Four congressmen from Virginia and Maryland attempted to personally negotiate with customs officials.
"This is an unfamiliar America to me," US Representative Jamie Raskin, a Democrat from Maryland, told DW.
Congressman Gerry Connolly, a Democrat from Virginia, spent several minutes on the phone attempting to gather more information about someone he suspected was being held, but to no avail.
America 'a beacon of hope'
Connolly and Raskin were joined by Congressmen Don Beyer and John Delaney in the terminal, and told the press they all did not support the travel ban.
"America has always stood as a beacon of hope for those who are destitute, persecuted and suffering all around the world," Connolly said. "Yesterday was a day of shame that matches the illegal internment of Japanese Americans in WWII."
Two Trump supporters were in the crowd. One of them - a woman from Virginia - attempted to disrupt the unofficial press conference the congressmen held in the middle of the arrivals terminal. She shouted "Virginia women are for Trump!" as Delaney, a Democrat from Maryland, approached the cameras to speak.

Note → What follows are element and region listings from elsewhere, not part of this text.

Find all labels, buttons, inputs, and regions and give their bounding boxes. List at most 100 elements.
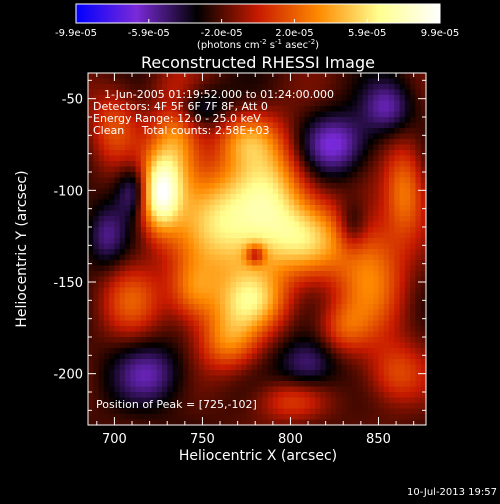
- heatmap-cell: [283, 298, 290, 305]
- heatmap-cell: [394, 216, 401, 223]
- heatmap-cell: [177, 260, 184, 267]
- heatmap-cell: [272, 150, 279, 157]
- heatmap-cell: [109, 403, 116, 410]
- heatmap-cell: [410, 128, 417, 135]
- heatmap-cell: [352, 166, 358, 173]
- heatmap-cell: [389, 166, 395, 173]
- heatmap-cell: [109, 287, 116, 294]
- heatmap-cell: [251, 139, 258, 146]
- heatmap-cell: [188, 133, 195, 140]
- heatmap-cell: [336, 111, 343, 118]
- heatmap-cell: [309, 408, 316, 415]
- heatmap-cell: [135, 265, 142, 272]
- heatmap-cell: [103, 78, 110, 85]
- heatmap-cell: [172, 375, 179, 382]
- heatmap-cell: [225, 95, 232, 102]
- heatmap-cell: [267, 254, 274, 261]
- heatmap-cell: [378, 144, 385, 151]
- heatmap-cell: [151, 166, 158, 173]
- heatmap-cell: [214, 249, 221, 256]
- heatmap-cell: [177, 353, 184, 360]
- heatmap-cell: [320, 188, 327, 195]
- heatmap-cell: [109, 100, 116, 107]
- heatmap-cell: [167, 166, 174, 173]
- heatmap-cell: [183, 359, 189, 366]
- heatmap-cell: [309, 337, 316, 344]
- heatmap-cell: [288, 375, 295, 382]
- heatmap-cell: [167, 282, 174, 289]
- heatmap-cell: [415, 276, 422, 283]
- heatmap-cell: [267, 194, 274, 201]
- heatmap-cell: [114, 150, 121, 157]
- heatmap-cell: [288, 348, 295, 355]
- heatmap-cell: [299, 243, 306, 250]
- heatmap-cell: [103, 95, 110, 102]
- heatmap-cell: [130, 381, 137, 388]
- heatmap-cell: [230, 381, 237, 388]
- heatmap-cell: [204, 309, 211, 316]
- heatmap-cell: [109, 342, 116, 349]
- heatmap-cell: [88, 276, 94, 283]
- heatmap-cell: [204, 397, 211, 404]
- heatmap-cell: [309, 414, 316, 421]
- heatmap-cell: [140, 370, 147, 377]
- heatmap-cell: [109, 359, 116, 366]
- heatmap-cell: [167, 375, 174, 382]
- heatmap-cell: [304, 150, 311, 157]
- heatmap-cell: [161, 177, 168, 184]
- heatmap-cell: [367, 221, 374, 228]
- heatmap-cell: [135, 298, 142, 305]
- heatmap-cell: [156, 216, 163, 223]
- heatmap-cell: [251, 287, 258, 294]
- heatmap-cell: [415, 155, 422, 162]
- heatmap-cell: [204, 139, 211, 146]
- heatmap-cell: [315, 419, 321, 426]
- heatmap-cell: [220, 111, 226, 118]
- heatmap-cell: [283, 392, 290, 399]
- heatmap-cell: [193, 304, 200, 311]
- heatmap-cell: [214, 188, 221, 195]
- heatmap-cell: [151, 106, 158, 113]
- heatmap-cell: [336, 298, 343, 305]
- heatmap-cell: [410, 73, 417, 80]
- heatmap-cell: [352, 392, 358, 399]
- heatmap-cell: [346, 177, 353, 184]
- heatmap-cell: [420, 106, 427, 113]
- heatmap-cell: [124, 370, 131, 377]
- heatmap-cell: [420, 298, 427, 305]
- heatmap-cell: [325, 95, 332, 102]
- heatmap-cell: [257, 414, 263, 421]
- heatmap-cell: [404, 293, 411, 300]
- heatmap-cell: [198, 381, 205, 388]
- heatmap-cell: [188, 276, 195, 283]
- heatmap-cell: [135, 84, 142, 91]
- heatmap-cell: [251, 84, 258, 91]
- heatmap-cell: [93, 287, 100, 294]
- heatmap-cell: [156, 232, 163, 239]
- heatmap-cell: [177, 326, 184, 333]
- heatmap-cell: [304, 144, 311, 151]
- heatmap-cell: [389, 408, 395, 415]
- heatmap-cell: [177, 282, 184, 289]
- heatmap-cell: [341, 172, 348, 179]
- heatmap-cell: [241, 326, 248, 333]
- heatmap-cell: [183, 78, 189, 85]
- heatmap-cell: [362, 331, 369, 338]
- heatmap-cell: [309, 260, 316, 267]
- heatmap-cell: [299, 205, 306, 212]
- heatmap-cell: [209, 293, 216, 300]
- heatmap-cell: [140, 337, 147, 344]
- heatmap-cell: [140, 342, 147, 349]
- heatmap-cell: [220, 199, 226, 206]
- heatmap-cell: [251, 205, 258, 212]
- heatmap-cell: [151, 359, 158, 366]
- heatmap-cell: [278, 128, 285, 135]
- heatmap-cell: [177, 78, 184, 85]
- heatmap-cell: [352, 298, 358, 305]
- heatmap-cell: [288, 238, 295, 245]
- heatmap-cell: [315, 249, 321, 256]
- heatmap-cell: [209, 375, 216, 382]
- heatmap-cell: [304, 232, 311, 239]
- heatmap-cell: [209, 414, 216, 421]
- heatmap-cell: [378, 177, 385, 184]
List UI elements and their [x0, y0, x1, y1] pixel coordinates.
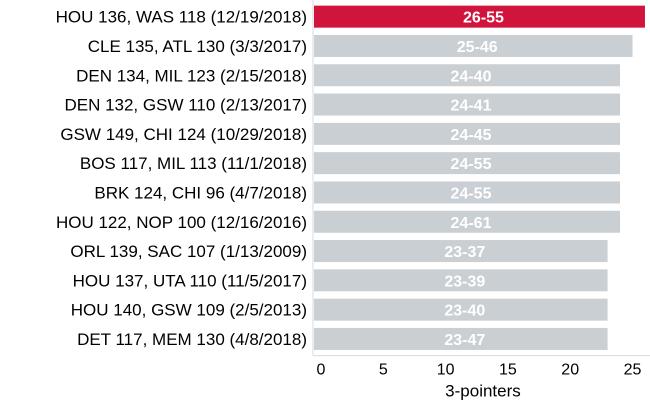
data-label: 23-40: [444, 303, 485, 320]
category-label: DET 117, MEM 130 (4/8/2018): [77, 330, 307, 349]
data-labels: 26-55 25-46 24-40 24-41 24-45 24-55 24-55 24-61…: [444, 10, 504, 349]
bar: [314, 93, 621, 116]
category-label: DEN 134, MIL 123 (2/15/2018): [76, 66, 307, 85]
bar: [314, 298, 608, 321]
x-tick-label: 0: [317, 362, 326, 379]
category-label: DEN 132, GSW 110 (2/13/2017): [64, 96, 307, 115]
data-label: 24-55: [451, 156, 492, 173]
data-label: 24-40: [451, 68, 492, 85]
x-tick-label: 20: [561, 362, 579, 379]
bar: [314, 64, 621, 87]
bar: [314, 5, 645, 28]
x-tick-label: 5: [379, 362, 388, 379]
category-label: ORL 139, SAC 107 (1/13/2009): [70, 242, 307, 261]
category-labels: HOU 136, WAS 118 (12/19/2018) CLE 135, AT…: [56, 8, 307, 349]
bars-group: [314, 5, 645, 350]
x-tick-label: 15: [499, 362, 517, 379]
bar: [314, 210, 621, 233]
bar: [314, 152, 621, 175]
data-label: 26-55: [463, 10, 504, 27]
data-label: 24-41: [451, 98, 492, 115]
category-label: BRK 124, CHI 96 (4/7/2018): [94, 183, 307, 202]
data-label: 23-39: [444, 273, 485, 290]
bar: [314, 34, 633, 57]
category-label: HOU 140, GSW 109 (2/5/2013): [71, 301, 307, 320]
bar: [314, 240, 608, 263]
category-label: HOU 137, UTA 110 (11/5/2017): [73, 271, 307, 290]
data-label: 24-55: [451, 185, 492, 202]
x-tick-label: 25: [624, 362, 642, 379]
bar: [314, 181, 621, 204]
category-label: CLE 135, ATL 130 (3/3/2017): [88, 37, 307, 56]
category-label: HOU 122, NOP 100 (12/16/2016): [56, 213, 307, 232]
category-label: GSW 149, CHI 124 (10/29/2018): [60, 125, 307, 144]
data-label: 25-46: [457, 39, 498, 56]
bar: [314, 269, 608, 292]
category-label: HOU 136, WAS 118 (12/19/2018): [56, 8, 307, 27]
data-label: 23-47: [444, 332, 485, 349]
bar: [314, 327, 608, 350]
x-tick-label: 10: [437, 362, 455, 379]
bar: [314, 122, 621, 145]
x-tick-labels: 0 5 10 15 20 25: [317, 362, 642, 379]
data-label: 24-61: [451, 215, 492, 232]
x-axis-title: 3-pointers: [445, 382, 521, 401]
category-label: BOS 117, MIL 113 (11/1/2018): [80, 154, 307, 173]
data-label: 24-45: [451, 127, 492, 144]
data-label: 23-37: [444, 244, 485, 261]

"I can't even look that way!" Delaney said in response. "If you took this order and backdated it 200 years, this country would be empty."
Congressman Beyer told DW that he intends to re-introduce his Religious Freedom Bill, which would prohibit blocking entry to the US on the grounds of religious identification. When Beyer first introduced the bill in May 2016, he gathered more than 70 Democrat co-sponsors, but only one Republican co-sponsor.
Several members of the Sudanese community from Maryland gathered with signs to protest one of their own being held up in Qatar. Ali, a 44-year-old immigrant from Khartoum, fell into a diabetic coma two weeks ago. His mother, Attfa, wanted to come from Qatar to visit but was stopped by the travel ban.
"When he fell into the coma, she was so strong," Attfa's niece Lamia Ellebad told DW of her reaction. "And she just told us to talk and pray and ask God for help." But Attfa is in her 70's, friends said, and fainted and collapsed at the airport in Qatar where she was being held. Holding signs with pictures of Ali in his hospital bed, Ellebad asked why an old woman should be kept from seeing her only son.
What began as a handful of demonstrators in the terminal swelled over the hours to several hundred, and more volunteer lawyers arrived with signs written in English, Arabic and Persian, calling out to any families waiting for delayed members, or people who had been detained, to seek out an available lawyer.
Amid the frustration and confusion, many people pointed out moments of hope. Zaki Barzinji, 27, is the former liaison to the American Muslim community under President Barack Obama. Barzinji said he was not surprised by Trump's executive orders, given that he campaigned on these promises. "But it's horrifying," he said.
Barzinji then swiftly pointed out how many people had come together on a Sunday to protest the ban, and said this was a template for the way forward. "We're going to have to work together," he said. "These communities could turn inward, but were not strong on their own. But if Hispanics come out for Muslims and Muslims come out for Hispanics, then we can fight this."